Davide Turco

General Profile:

I have a First-Class degree in Theoretical Physics from the University of Glasgow. My dissertation focussed a computational approach to solve the quantum chromodynamics theory, known as lattice QCD. My background is in scientific computing, in particular numerical methods and Monte Carlo simulations. I have also completed an internship at Max Planck Institute for Plasma Physics, where I collaborated on a code used for simulating the propagation of waves in turbulent plasmas. During this internship, I came across machine learning techniques for processing large amounts of data. I decided to join the Interactive AI CDT because I want to explore different AI-related research areas before embarking on my PhD project.

Research Project Summary:

Neural language models (LMs), such as LSTMs and Transformers, underpin several of the technologies that we use every day. While neural LMs are able to perform impressively on many linguistic tasks, there is no universally accepted theory of how these models process language. In particular, it is still unclear whether LMs understand and use explicit linguistic rules or they simply perform pattern matching and imitate the language they are trained on. On the other hand, the only other existing language-processing system, the human brain, appears to be more adept at learning language rules and apply them to new tasks.

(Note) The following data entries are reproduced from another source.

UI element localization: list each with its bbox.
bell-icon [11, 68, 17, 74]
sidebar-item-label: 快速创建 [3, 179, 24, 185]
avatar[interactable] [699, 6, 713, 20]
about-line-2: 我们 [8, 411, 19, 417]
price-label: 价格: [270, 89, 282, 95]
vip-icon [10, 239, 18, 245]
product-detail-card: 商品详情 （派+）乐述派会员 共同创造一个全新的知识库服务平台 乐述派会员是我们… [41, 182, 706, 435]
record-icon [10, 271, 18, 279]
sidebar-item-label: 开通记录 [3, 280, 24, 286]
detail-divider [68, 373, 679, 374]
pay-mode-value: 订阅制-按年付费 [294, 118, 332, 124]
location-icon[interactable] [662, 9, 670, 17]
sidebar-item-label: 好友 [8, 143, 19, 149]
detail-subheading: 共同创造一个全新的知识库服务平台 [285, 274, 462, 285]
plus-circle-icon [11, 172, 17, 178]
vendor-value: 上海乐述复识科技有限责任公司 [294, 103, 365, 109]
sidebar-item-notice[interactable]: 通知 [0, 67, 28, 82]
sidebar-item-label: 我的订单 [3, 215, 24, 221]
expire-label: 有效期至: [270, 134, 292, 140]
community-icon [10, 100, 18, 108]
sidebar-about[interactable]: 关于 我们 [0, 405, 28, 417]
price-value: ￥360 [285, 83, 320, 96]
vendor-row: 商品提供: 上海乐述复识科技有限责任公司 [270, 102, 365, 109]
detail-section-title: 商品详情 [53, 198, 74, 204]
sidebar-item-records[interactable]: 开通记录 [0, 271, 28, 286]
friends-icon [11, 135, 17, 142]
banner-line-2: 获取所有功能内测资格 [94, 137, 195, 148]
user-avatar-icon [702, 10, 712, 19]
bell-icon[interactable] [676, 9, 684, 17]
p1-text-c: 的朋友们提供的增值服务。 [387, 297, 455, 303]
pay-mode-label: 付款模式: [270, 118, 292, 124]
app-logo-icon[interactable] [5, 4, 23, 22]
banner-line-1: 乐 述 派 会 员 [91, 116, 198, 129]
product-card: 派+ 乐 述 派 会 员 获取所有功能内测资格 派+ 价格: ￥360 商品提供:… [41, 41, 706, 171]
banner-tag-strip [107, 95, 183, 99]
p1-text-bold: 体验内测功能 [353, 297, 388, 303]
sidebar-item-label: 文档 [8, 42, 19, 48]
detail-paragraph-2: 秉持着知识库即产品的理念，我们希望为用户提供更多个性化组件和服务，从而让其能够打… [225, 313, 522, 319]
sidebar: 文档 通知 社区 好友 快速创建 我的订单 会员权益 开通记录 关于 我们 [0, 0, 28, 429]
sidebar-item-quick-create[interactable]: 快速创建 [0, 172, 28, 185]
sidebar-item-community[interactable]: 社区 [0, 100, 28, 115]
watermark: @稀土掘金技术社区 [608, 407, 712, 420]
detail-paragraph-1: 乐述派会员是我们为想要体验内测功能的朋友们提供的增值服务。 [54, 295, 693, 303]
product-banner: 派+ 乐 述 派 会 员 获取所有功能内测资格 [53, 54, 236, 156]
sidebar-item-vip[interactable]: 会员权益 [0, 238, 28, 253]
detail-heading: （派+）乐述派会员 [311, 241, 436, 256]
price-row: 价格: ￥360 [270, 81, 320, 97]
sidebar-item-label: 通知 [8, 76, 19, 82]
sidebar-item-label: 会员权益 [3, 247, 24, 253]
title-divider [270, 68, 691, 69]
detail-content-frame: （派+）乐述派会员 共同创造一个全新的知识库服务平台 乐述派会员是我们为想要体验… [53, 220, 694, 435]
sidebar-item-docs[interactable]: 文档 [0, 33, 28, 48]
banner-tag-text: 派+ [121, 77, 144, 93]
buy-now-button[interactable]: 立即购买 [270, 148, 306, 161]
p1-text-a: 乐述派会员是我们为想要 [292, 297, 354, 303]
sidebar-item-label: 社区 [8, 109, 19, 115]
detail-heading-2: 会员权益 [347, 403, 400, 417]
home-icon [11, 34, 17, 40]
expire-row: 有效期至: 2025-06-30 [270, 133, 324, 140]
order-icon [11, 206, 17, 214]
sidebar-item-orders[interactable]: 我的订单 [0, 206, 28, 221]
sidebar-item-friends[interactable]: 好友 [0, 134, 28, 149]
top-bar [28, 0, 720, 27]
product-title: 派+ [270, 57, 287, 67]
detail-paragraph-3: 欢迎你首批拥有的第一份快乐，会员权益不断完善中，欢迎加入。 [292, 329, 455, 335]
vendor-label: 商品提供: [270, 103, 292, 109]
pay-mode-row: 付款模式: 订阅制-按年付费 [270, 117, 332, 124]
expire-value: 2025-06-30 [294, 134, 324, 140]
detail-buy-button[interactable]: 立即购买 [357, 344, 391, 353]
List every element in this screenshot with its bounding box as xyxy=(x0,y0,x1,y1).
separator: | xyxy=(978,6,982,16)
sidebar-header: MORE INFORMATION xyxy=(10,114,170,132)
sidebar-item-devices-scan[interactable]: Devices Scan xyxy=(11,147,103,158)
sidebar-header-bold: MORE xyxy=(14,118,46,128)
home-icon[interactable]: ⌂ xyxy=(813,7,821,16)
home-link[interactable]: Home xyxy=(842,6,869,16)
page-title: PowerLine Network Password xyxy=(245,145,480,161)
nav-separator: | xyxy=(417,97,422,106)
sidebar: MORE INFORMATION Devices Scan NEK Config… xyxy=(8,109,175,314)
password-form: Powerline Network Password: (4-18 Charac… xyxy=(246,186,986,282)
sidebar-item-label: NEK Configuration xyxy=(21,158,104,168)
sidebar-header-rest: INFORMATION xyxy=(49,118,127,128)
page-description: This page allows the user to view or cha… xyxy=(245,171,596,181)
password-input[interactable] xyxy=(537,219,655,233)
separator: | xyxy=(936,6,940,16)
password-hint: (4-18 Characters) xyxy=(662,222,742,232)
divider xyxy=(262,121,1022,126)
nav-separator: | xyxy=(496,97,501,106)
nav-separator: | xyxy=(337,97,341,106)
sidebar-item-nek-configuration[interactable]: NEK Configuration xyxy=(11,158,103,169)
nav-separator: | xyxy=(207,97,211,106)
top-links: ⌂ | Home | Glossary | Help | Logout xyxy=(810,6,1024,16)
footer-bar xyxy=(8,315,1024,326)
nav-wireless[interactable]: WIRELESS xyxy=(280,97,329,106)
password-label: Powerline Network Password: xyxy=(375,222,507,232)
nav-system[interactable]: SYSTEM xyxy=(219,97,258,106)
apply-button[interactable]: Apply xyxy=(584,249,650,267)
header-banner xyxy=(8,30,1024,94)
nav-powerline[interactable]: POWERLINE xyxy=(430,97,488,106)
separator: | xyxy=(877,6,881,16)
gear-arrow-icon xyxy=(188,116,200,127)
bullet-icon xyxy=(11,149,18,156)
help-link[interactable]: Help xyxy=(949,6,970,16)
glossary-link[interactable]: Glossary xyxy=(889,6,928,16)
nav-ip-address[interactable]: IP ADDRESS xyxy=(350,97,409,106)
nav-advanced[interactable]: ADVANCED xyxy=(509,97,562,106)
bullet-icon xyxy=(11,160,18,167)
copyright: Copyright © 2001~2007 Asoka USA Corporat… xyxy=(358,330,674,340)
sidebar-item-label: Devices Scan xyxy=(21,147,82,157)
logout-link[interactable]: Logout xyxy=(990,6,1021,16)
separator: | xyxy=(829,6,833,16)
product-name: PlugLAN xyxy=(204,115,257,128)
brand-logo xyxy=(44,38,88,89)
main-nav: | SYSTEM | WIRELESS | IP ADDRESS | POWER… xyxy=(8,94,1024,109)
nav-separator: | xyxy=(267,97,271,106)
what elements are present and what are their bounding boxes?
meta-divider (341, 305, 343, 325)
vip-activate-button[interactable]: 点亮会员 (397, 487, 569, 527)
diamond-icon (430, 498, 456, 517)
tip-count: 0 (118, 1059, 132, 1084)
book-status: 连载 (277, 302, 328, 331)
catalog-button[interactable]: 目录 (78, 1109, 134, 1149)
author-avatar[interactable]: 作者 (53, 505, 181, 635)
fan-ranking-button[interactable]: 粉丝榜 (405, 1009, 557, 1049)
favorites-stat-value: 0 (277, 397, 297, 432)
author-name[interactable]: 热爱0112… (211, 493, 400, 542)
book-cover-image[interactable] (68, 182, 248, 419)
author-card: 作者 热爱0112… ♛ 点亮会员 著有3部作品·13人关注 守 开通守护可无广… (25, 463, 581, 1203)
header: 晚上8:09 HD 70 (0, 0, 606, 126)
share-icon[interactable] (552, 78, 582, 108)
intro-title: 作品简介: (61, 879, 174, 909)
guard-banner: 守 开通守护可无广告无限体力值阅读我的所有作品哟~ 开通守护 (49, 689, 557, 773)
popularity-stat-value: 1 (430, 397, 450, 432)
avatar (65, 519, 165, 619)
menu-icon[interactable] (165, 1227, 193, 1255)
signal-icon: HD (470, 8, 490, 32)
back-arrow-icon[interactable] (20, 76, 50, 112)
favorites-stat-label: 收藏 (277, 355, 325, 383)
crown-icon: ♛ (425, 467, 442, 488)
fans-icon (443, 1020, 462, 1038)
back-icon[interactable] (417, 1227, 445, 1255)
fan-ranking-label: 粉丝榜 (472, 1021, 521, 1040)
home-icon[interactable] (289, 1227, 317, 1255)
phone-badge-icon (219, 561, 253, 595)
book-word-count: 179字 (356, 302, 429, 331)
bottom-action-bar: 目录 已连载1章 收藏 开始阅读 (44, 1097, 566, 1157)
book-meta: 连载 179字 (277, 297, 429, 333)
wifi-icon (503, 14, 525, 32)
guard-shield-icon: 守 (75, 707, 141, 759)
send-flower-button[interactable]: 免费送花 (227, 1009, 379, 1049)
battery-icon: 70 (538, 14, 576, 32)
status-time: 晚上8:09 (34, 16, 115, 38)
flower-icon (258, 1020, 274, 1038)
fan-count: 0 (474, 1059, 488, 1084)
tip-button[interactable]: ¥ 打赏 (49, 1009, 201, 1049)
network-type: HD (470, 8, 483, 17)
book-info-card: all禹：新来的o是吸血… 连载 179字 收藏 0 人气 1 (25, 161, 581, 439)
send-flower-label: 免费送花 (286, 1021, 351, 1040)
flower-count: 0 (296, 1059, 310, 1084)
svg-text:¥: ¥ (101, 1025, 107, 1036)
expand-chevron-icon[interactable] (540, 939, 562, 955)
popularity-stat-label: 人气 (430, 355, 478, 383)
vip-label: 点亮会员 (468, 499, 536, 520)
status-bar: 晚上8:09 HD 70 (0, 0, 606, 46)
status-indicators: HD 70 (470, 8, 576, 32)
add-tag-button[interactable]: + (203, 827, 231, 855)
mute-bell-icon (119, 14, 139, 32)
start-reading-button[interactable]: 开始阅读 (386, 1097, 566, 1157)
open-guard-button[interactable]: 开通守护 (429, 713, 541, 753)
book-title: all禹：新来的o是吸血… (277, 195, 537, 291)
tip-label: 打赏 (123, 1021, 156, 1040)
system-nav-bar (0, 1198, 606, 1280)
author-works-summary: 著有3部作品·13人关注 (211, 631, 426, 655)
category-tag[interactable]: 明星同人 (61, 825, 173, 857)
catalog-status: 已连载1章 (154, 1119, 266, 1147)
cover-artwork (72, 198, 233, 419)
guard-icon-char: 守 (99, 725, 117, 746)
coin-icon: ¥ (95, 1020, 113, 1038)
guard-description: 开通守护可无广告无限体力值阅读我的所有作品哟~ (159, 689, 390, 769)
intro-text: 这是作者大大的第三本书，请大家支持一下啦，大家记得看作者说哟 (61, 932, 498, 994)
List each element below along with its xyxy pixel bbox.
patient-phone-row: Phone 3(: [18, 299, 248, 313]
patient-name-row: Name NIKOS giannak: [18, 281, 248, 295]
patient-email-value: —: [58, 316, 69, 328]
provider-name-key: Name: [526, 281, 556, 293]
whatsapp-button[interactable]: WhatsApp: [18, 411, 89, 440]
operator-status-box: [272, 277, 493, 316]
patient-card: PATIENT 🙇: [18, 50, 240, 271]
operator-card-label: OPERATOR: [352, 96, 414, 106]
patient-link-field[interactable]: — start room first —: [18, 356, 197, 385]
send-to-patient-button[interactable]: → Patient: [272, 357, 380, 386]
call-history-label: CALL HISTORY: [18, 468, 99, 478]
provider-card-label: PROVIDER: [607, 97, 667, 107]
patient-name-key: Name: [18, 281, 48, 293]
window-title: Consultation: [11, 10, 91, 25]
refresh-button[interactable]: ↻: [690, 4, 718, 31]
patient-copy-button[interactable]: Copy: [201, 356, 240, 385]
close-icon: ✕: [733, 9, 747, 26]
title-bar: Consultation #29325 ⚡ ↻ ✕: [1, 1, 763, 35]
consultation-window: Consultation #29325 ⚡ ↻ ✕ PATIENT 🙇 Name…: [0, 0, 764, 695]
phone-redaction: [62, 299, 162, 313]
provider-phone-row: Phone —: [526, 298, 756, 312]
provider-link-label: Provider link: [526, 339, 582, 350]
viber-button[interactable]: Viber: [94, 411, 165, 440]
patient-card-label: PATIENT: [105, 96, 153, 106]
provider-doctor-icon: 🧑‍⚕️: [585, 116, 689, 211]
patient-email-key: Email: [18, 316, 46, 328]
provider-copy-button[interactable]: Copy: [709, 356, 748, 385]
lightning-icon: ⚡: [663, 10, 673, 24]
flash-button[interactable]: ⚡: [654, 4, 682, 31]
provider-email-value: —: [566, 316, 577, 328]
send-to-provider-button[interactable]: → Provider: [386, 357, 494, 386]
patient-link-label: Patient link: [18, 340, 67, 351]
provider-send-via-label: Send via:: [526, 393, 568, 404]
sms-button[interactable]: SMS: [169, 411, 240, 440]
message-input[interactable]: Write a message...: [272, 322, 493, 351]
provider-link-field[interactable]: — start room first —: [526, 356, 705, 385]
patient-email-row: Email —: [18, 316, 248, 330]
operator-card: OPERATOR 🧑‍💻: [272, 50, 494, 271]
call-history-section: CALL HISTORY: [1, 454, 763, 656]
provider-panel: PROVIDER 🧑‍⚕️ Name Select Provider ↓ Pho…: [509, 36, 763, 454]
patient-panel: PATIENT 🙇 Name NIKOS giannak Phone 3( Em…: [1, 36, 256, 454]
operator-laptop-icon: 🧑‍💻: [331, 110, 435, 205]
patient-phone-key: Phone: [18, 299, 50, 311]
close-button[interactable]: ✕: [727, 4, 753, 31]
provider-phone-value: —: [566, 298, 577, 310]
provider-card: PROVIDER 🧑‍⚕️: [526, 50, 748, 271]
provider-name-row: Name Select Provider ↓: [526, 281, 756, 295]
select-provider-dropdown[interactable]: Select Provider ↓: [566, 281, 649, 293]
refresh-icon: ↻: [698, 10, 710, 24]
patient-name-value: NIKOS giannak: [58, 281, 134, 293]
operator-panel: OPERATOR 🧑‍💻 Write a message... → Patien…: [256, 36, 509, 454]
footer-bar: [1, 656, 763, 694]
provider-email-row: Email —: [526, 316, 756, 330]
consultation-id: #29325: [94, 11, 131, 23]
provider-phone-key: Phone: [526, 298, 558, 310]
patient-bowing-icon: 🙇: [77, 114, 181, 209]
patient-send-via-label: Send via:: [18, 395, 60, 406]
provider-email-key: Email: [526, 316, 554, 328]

In this PhD project, we will investigate to what extent artificial LMs mimic the brain’s response to language. Electroencephalography (EEG) data recorded from human subjects are used as a quantitative framework to test whether signatures of language processing in LMs explain features in the brain’s response. Previous studies involving EEG showed that recorded cortical activity tracks the responses to syntactical structures and semantic information.

Our preliminary work focused on the development of a proof-of-concept tool for aligning EEG and LSTM responses to the same auditory stimulus. Results of the experiments conducted with this tool showed a strong task dependence and the difficulty in interpreting correlations in the responses of the two language-processing systems. Improving and expanding this work, we aim to study the emergence of syntactical rules in LMs at the level of individual model units. Similarly, we will investigate whether the response to semantic information is similar to that of the human brain. Another aspect of language that could be explored is compositionality, i.e., the ability to generate higher-order concepts from simpler components. 

Bridging the gap between machines and human brain and their interpretation of language is important for both NLP and neuroscience, because it will contribute to the understanding of the mechanisms used by the two systems. Moreover, studying the individual components of a LM and their involvement in processing language structures could inform the development of new neural architectures, making them more human-like and thus improving the interaction between intelligent machines and humans.